Baseball was brought to Taiwan during the Japanese occupation in the early 20th century. After independence, the Nationalist government explicitly did not support the game because of its association with the Japanese, even forgoing the honor of hosting an international baseball tournament in 1976. But ultimately baseball’s popularity prevailed, largely spurred by Taiwan’s success at the Little League World Series in the 1970s. The island’s current total of 17 wins is second only to the United States. There are six Taiwan-born players in Major League baseball, all of whom are national icons at home. In 2000, Chen Shui-bian made his first public speech as president-elect at the opening of the Taiwan Major League season.
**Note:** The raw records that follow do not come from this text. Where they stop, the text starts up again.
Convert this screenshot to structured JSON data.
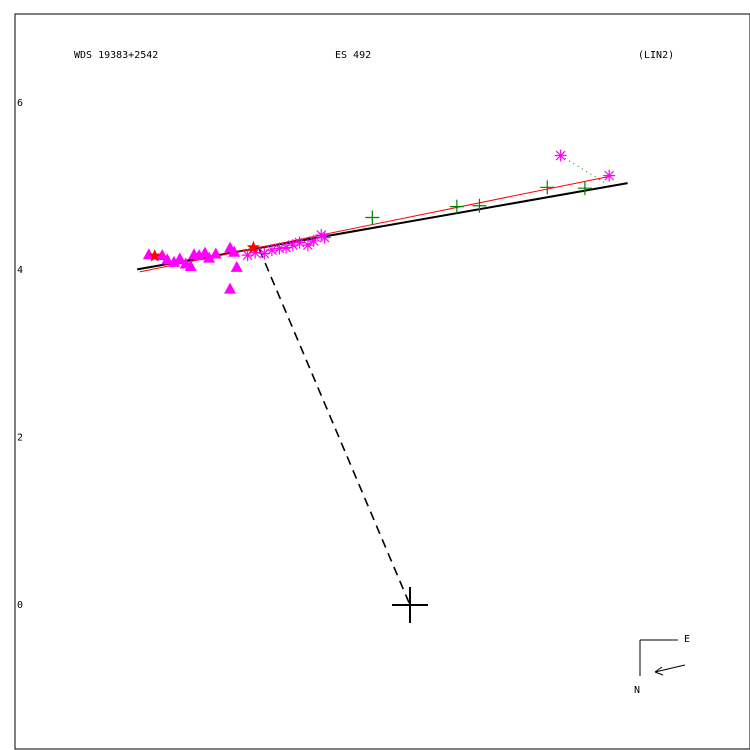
{
  "chart_data": {
    "type": "scatter",
    "header": {
      "left": "WDS 19383+2542",
      "center": "ES  492",
      "right": "(LIN2)"
    },
    "y_ticks": [
      {
        "value": 6,
        "label": "6"
      },
      {
        "value": 4,
        "label": "4"
      },
      {
        "value": 2,
        "label": "2"
      },
      {
        "value": 0,
        "label": "0"
      }
    ],
    "compass": {
      "east_label": "E",
      "north_label": "N"
    },
    "primary": [
      0,
      0
    ],
    "fit_line": {
      "x1": -3.26,
      "y1": 4.01,
      "x2": 2.6,
      "y2": 5.04
    },
    "trend_line": {
      "x1": -3.23,
      "y1": 3.98,
      "x2": 2.38,
      "y2": 5.12
    },
    "separation_line": {
      "x1": -1.8,
      "y1": 4.25,
      "x2": 0.0,
      "y2": 0.0
    },
    "outlier_link": {
      "x1": 1.8,
      "y1": 5.37,
      "x2": 2.32,
      "y2": 5.05
    },
    "colors": {
      "triangle": "#ff00ff",
      "star": "#ff00ff",
      "cross": "#008000",
      "filled_star": "#ff0000",
      "fit": "#000000",
      "trend": "#ff0000"
    },
    "series": [
      {
        "marker": "triangle",
        "points": [
          [
            -3.12,
            4.19
          ],
          [
            -2.96,
            4.18
          ],
          [
            -2.9,
            4.13
          ],
          [
            -2.82,
            4.1
          ],
          [
            -2.75,
            4.14
          ],
          [
            -2.68,
            4.08
          ],
          [
            -2.62,
            4.05
          ],
          [
            -2.58,
            4.19
          ],
          [
            -2.52,
            4.18
          ],
          [
            -2.45,
            4.21
          ],
          [
            -2.4,
            4.15
          ],
          [
            -2.32,
            4.2
          ],
          [
            -2.15,
            4.27
          ],
          [
            -2.1,
            4.22
          ],
          [
            -2.07,
            4.04
          ],
          [
            -2.15,
            3.78
          ]
        ]
      },
      {
        "marker": "asterisk",
        "points": [
          [
            -1.94,
            4.18
          ],
          [
            -1.85,
            4.21
          ],
          [
            -1.74,
            4.2
          ],
          [
            -1.65,
            4.24
          ],
          [
            -1.56,
            4.26
          ],
          [
            -1.48,
            4.27
          ],
          [
            -1.4,
            4.3
          ],
          [
            -1.32,
            4.33
          ],
          [
            -1.22,
            4.3
          ],
          [
            -1.15,
            4.35
          ],
          [
            -1.06,
            4.42
          ],
          [
            -1.02,
            4.39
          ],
          [
            1.8,
            5.37
          ],
          [
            2.38,
            5.13
          ]
        ]
      },
      {
        "marker": "cross",
        "points": [
          [
            -0.45,
            4.63
          ],
          [
            0.56,
            4.76
          ],
          [
            0.83,
            4.77
          ],
          [
            1.64,
            4.99
          ],
          [
            2.09,
            4.98
          ]
        ]
      },
      {
        "marker": "filled-star",
        "points": [
          [
            -3.05,
            4.17
          ],
          [
            -1.87,
            4.27
          ]
        ]
      }
    ]
  }
}
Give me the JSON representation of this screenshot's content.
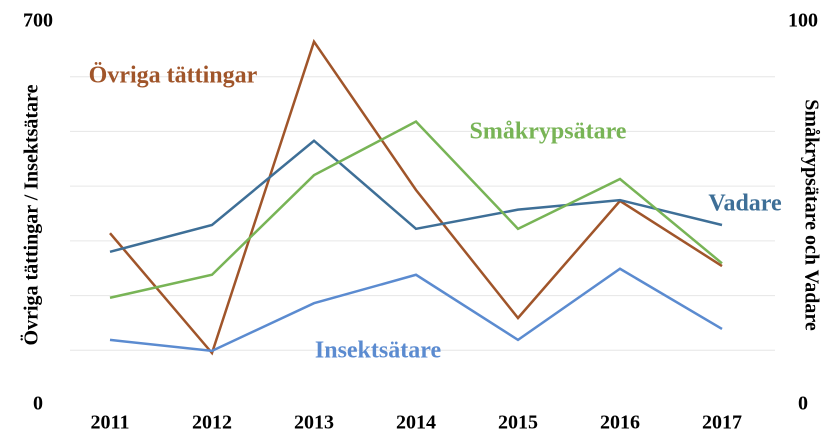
{
  "chart_data": {
    "type": "line",
    "x": [
      "2011",
      "2012",
      "2013",
      "2014",
      "2015",
      "2016",
      "2017"
    ],
    "ylabel": "Övriga tättingar / Insektsätare",
    "y2label": "Småkrypsätare och Vadare",
    "ylim": [
      0,
      700
    ],
    "yticks": [
      0,
      700
    ],
    "ygrid": [
      100,
      200,
      300,
      400,
      500,
      600
    ],
    "y2lim": [
      0,
      100
    ],
    "y2ticks": [
      0,
      100
    ],
    "series": [
      {
        "name": "Övriga tättingar",
        "color": "#a0552a",
        "values": [
          314,
          95,
          664,
          393,
          159,
          373,
          254
        ]
      },
      {
        "name": "Insektsätare",
        "color": "#5b8bd0",
        "values": [
          119,
          99,
          186,
          238,
          119,
          249,
          139
        ]
      },
      {
        "name": "Vadare",
        "color": "#3e6f97",
        "axis": "y2",
        "values": [
          40,
          47,
          69,
          46,
          51,
          53.5,
          47
        ]
      },
      {
        "name": "Småkrypsätare",
        "color": "#78b456",
        "axis": "y2",
        "values": [
          28,
          34,
          60,
          74,
          46,
          59,
          37
        ]
      }
    ]
  }
}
It would be somewhat of an exaggeration to say that China’s interest in baseball stems from a desire to outshine Taiwan — or Japan, for that matter, where it is the country’s most popular sport — but a growing rivalry may be on the horizon.
Baseball is a sport that China could excel in, and not just with a handful of star players, as with Yao Ming in basketball. “If you are the best basketball team in Asia, you may not be one of the top-ten basketball teams in the world,” says Rick Dell, director of baseball development in Asia for MLB. “But if you’re the number one baseball team in Asia, you very possibly could be the number one baseball team in the world, and if you’re not, you’re probably one of the top three.” Japan’s national team won the most recent World Baseball Classic tournament — edging out South Korea, Venezuela, and the United States.
Back in Wuxi, Danzin works on his fastball with one of the American coaches in the bullpen. But that’s not all he’s learning. In order to develop Chinese baseball players who might one day play in the United States, the MLB Wuxi center teaches more than just hitting, throwing, and catching. Students also watch such classic films about baseball culture as Field of Dreams, The Sandlot, and The Natural. Then they imitate what they see. “They start to get that same sort of swagger and demeanor,” says Dell. “They wear their pants the same.” For young Chinese players, aspiring to the major leagues isn’t just a matter of honing skills; it’s about taking on a new identity.
And if recent history is any guide, it won’t be long before a Chinese big-leaguer is taking the mound in New York or Boston. A-Rod had better look out: The Chinese are coming.
CORRECTION: An earlier version of this piece stated that the facility in Wuxi used by Major League Baseball as a development center is also home to one of China’s pro teams, the Jiangsu Hopestars; in fact, the Jiangsu Hopestars play at a nearby stadium.